Polak w kawiarni
Praca w kawiarni każdego dnia dostarcza wielu ciekawych doświadczeń, lecz często też utwierdza w przekonaniu o sporej ignorancji Polaków i braku choćby podstawowej wiedzy o kawie. Napój ten nie jest dostępny w naszym kraju od niedawna, a mimo tego często nie znamy choćby podstawowych pojęć z nim związanych.
Podstawowym błędem, popełnianym przez Polaków, jest nazywanie tzw. kawy sypanej kawą po turecku. Są to dwa zupełnie inne napoje - nie należy ich mylić i (broń Boże) zamawiać błędnie w restauracji! Pierwsza z nich, o wątpliwych walorach smakowych, to zwykła mielona kawa zalana gorącą, a czasami wręcz wrzącą wodą. Kawa po turecku jest zaś wykwintnym napojem, który przygotowuje się poprzez zalanie zimną wodą zmielonej kawy z cukrem i przyprawami i dopiero w dalszej kolejności podgrzewa i pod żadnym pozorem nie gotuje.

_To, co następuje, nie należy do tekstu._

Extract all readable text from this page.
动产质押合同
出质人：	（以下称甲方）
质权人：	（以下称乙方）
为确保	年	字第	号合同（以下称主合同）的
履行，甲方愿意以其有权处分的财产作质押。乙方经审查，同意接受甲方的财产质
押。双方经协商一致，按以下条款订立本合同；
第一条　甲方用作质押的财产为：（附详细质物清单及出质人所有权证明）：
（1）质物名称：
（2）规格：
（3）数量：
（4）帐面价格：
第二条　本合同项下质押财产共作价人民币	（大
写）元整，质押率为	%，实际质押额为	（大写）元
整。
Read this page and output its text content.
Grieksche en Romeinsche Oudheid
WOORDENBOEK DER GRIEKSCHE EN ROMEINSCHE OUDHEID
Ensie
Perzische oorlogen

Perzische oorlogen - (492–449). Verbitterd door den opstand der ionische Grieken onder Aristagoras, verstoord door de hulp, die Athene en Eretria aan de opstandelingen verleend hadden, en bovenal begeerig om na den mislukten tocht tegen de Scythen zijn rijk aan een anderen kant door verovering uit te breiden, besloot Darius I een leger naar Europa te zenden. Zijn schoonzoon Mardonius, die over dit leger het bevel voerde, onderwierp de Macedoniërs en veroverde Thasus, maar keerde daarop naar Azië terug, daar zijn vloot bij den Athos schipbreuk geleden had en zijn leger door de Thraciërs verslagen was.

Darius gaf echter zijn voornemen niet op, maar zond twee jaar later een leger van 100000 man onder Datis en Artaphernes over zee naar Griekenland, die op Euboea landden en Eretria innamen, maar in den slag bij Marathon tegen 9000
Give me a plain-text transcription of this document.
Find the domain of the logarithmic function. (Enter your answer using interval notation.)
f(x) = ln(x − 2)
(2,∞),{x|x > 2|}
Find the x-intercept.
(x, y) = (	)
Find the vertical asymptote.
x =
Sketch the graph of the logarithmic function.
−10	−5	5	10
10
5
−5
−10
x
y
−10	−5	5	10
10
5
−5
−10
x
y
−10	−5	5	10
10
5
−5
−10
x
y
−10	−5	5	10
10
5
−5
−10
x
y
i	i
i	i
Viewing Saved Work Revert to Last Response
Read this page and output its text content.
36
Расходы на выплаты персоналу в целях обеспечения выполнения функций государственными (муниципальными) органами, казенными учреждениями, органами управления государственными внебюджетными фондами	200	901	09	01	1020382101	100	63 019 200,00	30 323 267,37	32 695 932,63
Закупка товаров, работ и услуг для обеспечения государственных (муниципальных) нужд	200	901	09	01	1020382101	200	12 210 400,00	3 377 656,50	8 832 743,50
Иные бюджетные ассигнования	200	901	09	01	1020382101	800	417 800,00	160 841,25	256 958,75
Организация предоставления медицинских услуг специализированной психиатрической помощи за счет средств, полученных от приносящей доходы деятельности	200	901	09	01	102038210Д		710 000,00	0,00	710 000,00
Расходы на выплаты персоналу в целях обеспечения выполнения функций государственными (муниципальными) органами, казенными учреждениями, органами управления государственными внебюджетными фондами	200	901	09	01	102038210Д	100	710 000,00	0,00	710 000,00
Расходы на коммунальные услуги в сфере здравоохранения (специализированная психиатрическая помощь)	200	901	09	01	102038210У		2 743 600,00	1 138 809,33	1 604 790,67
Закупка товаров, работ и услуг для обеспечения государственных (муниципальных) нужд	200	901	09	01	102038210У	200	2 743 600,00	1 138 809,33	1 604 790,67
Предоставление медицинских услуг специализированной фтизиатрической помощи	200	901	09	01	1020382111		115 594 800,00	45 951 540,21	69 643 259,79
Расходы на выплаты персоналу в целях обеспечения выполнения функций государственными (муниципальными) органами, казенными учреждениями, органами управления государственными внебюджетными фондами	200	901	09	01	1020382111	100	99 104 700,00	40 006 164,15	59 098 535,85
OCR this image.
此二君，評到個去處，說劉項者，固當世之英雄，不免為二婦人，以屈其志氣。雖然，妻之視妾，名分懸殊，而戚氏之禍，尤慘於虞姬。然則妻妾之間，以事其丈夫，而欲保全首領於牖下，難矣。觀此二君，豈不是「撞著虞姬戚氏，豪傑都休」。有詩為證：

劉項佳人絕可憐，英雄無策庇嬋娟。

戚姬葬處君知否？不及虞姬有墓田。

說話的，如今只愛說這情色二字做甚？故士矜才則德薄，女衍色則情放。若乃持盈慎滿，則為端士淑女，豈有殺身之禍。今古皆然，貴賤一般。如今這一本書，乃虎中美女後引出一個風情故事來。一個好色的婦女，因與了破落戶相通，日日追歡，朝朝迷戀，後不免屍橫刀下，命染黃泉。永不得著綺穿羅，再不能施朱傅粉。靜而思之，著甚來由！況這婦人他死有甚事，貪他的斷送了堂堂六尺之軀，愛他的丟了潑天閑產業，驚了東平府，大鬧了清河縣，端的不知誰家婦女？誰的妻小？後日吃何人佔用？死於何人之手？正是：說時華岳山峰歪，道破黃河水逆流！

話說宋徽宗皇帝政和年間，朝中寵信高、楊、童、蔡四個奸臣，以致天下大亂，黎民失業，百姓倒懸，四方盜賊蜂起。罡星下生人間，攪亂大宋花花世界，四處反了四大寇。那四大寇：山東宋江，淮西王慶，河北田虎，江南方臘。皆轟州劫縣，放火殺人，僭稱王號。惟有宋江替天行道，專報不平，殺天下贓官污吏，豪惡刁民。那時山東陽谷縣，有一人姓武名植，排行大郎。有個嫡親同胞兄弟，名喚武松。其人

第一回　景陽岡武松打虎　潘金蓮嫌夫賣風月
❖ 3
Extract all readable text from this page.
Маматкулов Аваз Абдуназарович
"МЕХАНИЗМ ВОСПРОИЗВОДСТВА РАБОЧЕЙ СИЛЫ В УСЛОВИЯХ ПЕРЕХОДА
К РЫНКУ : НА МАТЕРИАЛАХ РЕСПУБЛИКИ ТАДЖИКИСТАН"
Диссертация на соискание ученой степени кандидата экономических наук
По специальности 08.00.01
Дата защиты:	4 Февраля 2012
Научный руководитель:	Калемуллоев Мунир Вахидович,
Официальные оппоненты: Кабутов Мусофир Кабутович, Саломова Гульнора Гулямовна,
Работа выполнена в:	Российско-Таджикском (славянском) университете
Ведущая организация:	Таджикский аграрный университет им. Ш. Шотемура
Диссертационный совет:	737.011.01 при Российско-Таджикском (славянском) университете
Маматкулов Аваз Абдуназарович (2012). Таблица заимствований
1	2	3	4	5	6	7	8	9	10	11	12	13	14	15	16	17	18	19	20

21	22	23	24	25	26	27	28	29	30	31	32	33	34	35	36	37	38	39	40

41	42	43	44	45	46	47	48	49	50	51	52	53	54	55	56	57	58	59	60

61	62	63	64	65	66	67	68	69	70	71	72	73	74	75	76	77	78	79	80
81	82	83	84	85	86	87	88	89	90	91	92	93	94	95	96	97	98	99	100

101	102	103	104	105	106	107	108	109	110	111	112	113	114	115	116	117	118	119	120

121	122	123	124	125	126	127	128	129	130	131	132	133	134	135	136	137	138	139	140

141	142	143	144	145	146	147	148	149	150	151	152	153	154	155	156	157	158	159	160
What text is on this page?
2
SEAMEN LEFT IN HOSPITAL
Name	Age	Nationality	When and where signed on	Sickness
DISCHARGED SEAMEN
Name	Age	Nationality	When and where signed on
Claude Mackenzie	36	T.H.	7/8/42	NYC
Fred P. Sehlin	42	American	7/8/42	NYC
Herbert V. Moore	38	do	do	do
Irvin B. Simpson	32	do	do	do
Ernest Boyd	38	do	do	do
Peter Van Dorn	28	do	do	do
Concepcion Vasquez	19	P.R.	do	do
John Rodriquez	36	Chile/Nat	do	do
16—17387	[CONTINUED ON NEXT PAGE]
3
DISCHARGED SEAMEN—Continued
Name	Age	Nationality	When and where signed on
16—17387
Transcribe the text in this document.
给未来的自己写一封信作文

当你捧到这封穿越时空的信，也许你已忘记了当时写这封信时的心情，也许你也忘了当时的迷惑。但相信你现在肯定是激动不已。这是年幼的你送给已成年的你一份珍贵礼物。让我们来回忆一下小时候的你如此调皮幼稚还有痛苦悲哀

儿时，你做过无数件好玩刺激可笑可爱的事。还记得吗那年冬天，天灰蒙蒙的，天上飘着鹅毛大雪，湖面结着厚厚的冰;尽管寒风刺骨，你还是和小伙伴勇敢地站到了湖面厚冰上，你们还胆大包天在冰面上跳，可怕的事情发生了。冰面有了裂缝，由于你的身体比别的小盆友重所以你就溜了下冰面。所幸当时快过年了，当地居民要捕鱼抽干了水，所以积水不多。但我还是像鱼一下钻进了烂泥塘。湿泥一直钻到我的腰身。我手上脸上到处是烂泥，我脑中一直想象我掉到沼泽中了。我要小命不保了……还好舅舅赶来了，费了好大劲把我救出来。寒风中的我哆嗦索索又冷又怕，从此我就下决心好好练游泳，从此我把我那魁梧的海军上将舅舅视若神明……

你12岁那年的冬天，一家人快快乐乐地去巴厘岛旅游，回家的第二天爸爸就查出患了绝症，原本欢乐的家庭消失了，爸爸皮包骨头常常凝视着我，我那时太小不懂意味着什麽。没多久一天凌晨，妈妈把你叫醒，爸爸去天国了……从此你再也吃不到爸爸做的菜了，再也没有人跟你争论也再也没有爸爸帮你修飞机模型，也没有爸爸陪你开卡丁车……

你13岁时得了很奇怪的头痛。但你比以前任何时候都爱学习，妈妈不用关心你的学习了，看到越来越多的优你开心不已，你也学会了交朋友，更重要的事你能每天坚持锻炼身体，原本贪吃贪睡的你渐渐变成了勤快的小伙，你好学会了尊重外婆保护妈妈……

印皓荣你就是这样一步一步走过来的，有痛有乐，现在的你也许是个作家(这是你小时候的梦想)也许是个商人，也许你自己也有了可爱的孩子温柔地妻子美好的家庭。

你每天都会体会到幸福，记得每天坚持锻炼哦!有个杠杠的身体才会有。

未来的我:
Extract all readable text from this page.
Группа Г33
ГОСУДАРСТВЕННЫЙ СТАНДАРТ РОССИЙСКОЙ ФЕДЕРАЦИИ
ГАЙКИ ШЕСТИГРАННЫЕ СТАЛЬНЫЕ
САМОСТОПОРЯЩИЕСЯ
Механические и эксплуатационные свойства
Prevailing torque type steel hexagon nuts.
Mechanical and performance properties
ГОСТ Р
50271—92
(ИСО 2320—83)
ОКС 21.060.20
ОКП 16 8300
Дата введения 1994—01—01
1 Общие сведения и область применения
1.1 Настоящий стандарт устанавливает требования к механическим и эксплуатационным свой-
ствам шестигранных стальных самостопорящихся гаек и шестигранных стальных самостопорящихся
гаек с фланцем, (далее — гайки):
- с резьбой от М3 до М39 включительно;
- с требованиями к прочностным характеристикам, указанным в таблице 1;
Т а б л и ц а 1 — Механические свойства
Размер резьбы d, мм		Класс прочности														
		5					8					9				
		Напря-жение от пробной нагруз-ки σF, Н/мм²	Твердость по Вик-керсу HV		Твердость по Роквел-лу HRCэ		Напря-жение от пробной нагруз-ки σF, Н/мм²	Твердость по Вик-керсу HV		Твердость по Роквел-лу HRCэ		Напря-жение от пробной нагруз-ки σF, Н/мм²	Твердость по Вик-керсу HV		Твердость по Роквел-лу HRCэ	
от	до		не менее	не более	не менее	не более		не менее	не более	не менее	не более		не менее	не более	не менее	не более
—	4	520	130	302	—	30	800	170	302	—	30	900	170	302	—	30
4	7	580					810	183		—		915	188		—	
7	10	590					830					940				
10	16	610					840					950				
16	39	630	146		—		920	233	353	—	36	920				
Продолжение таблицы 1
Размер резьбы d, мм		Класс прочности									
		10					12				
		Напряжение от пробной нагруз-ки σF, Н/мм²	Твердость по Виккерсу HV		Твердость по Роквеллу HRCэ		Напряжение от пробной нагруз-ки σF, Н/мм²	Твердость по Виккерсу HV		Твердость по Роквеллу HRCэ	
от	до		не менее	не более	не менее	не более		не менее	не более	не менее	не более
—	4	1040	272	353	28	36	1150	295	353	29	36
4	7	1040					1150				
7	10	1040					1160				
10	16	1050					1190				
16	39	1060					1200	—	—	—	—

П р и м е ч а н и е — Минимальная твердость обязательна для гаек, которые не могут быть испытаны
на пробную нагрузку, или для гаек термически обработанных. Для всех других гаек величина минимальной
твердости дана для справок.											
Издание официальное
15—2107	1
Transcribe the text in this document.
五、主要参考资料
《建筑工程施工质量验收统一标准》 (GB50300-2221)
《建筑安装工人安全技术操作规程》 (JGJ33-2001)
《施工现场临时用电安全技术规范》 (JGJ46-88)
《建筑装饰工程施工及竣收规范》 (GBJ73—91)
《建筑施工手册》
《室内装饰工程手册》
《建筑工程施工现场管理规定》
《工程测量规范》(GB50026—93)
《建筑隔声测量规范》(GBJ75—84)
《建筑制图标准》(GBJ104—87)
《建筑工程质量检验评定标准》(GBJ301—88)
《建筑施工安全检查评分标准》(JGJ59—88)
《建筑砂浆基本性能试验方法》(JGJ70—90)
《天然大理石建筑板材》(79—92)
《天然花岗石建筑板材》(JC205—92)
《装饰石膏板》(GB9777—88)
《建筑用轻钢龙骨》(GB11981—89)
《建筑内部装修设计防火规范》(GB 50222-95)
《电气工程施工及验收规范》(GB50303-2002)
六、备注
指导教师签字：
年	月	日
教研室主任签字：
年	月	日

Będąc w restauracji najczęściej wybierajmy spośród trzech podstawowych rodzajów kawy. Nie mówimy tu o gatunkach, bo to jest temat na osobny artykuł. Bazą w większości przypadków jest espresso lub mokka. Jest to mała, bardzo mocna kawa - bardzo dobra do pobudzenia organizmu. Jeśli chcemy kawę słabszą w smaku, a nadal czarną, to wybierzmy kawę americano. Jest to wspomniana baza (może być podwójnej objętości) z dodatkiem ciepłej wody. Gdy zamiast wody zostanie dodane spienione mleko (najlepiej o wysokiej zawartości tłuszczu), rezultatem będzie otrzymanie espresso macchiato. Tłumacząc dosłownie, jest to kawa z pianką, po wymieszaniu której otrzymamy bardzo dobrą, tzw. kawę białą.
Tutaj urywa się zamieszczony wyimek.